なお、スパイとして潜りこませた女忍者が敵と情を通わせる場合があり、味方を裏切る可能性があるので男の忍者を身近に奉公させて見張らせたともいう。
また、そんな女忍者を城内に潜入させたあとで、他の忍者を潜入させる「隠れ蓑の術」というものがある。
女中となった女忍者は敵将かその奥方に、「宿元にあずけた衣類などを届けてもらいたい」などと口実をつくり、大きな木櫃を取り寄せる。門番などが木櫃のフタをとって改めると中に衣類がぎっしりと畳まれて詰め込まれている。改め役が型通りに調べて通過させる。
が、この木櫃は二重底になっていて、下部に男の忍者がひそみ、警戒厳重な城中にまんまと侵入が成功するというものである。

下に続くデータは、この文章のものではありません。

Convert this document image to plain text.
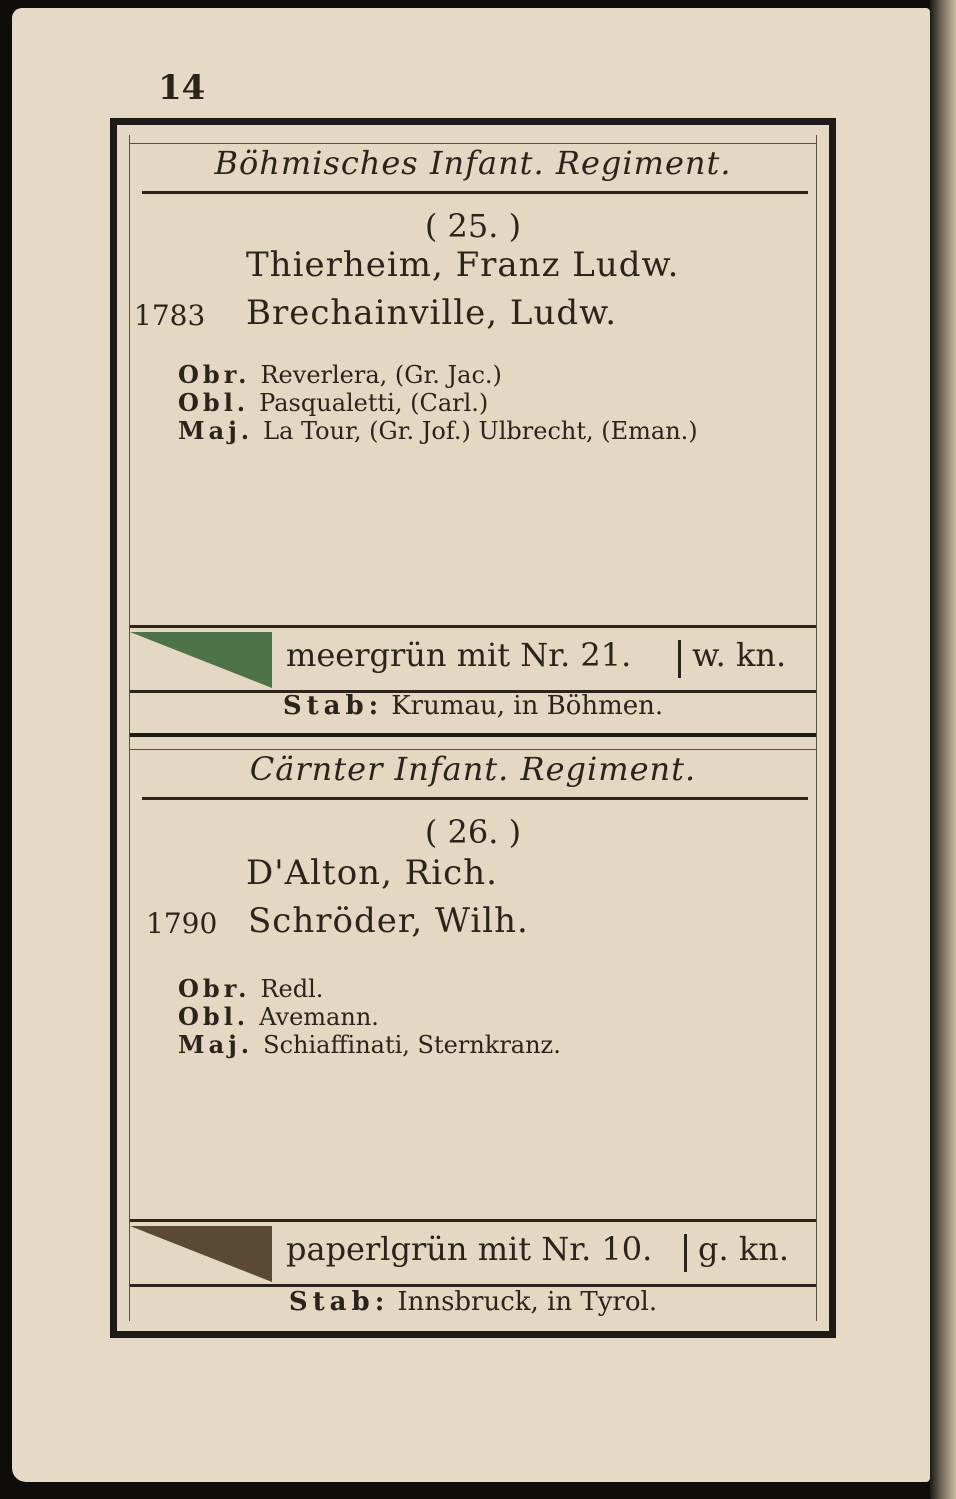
14
Böhmisches Infant. Regiment.
( 25. )
Thierheim, Franz Ludw.
1783 Brechainville, Ludw.
Obr. Reverlera, (Gr. Jac.)
Obl. Pasqualetti, (Carl.)
Maj. La Tour, (Gr. Jof.) Ulbrecht, (Eman.)
meergrün mit Nr. 21. w. kn.
Stab: Krumau, in Böhmen.
Cärnter Infant. Regiment.
( 26. )
D'Alton, Rich.
1790 Schröder, Wilh.
Obr. Redl.
Obl. Avemann.
Maj. Schiaffinati, Sternkranz.
paperlgrün mit Nr. 10. g. kn.
Stab: Innsbruck, in Tyrol.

最後に実在の女忍者を紹介する。武田信玄は「三つ者」や富士山の御師などをスパイにした忍者使いとして、徳川家康、毛利元就と並ぶ戦国の三大忍者使いであるが、女忍者の組織も持っていた。
「歩き巫女」をスパイにした忍者組織である。
巫女には神社につかえる巫女のほかに、歩き巫女があった。歩き巫女は、梓巫女、口寄せ、市子、県語り、白湯文字、旅女郎、笹帚き、とも呼ばれる。
歩き巫女は全国津々浦々を旅して歩き、民のなかに入って生きた。頼まれれば、神がかり状態となり、生霊や死霊を招いたり、神託を受けとったり、弓弦を鳴らして祈祷や呪法をおこない、病気を治癒したり、予言や易占もおこなった。
武田信玄は歩き巫女の特殊性に目をつけ、信濃国の望月盛時(信玄の甥)が川中島で戦死してから、未亡人である望月千代女を、甲斐国と信濃国の巫女頭に任命した。
望月千代女は信濃国小県群(現在の上田市)の禰津村古御館に居をかまえ、歩き巫女を養成した。もちろん女忍者である。
これらの忍者組織をいくつもかかえた武田信玄は館にすわったまま、日本全国の情報に通じていたので、信玄を「足長坊主」と渾名した。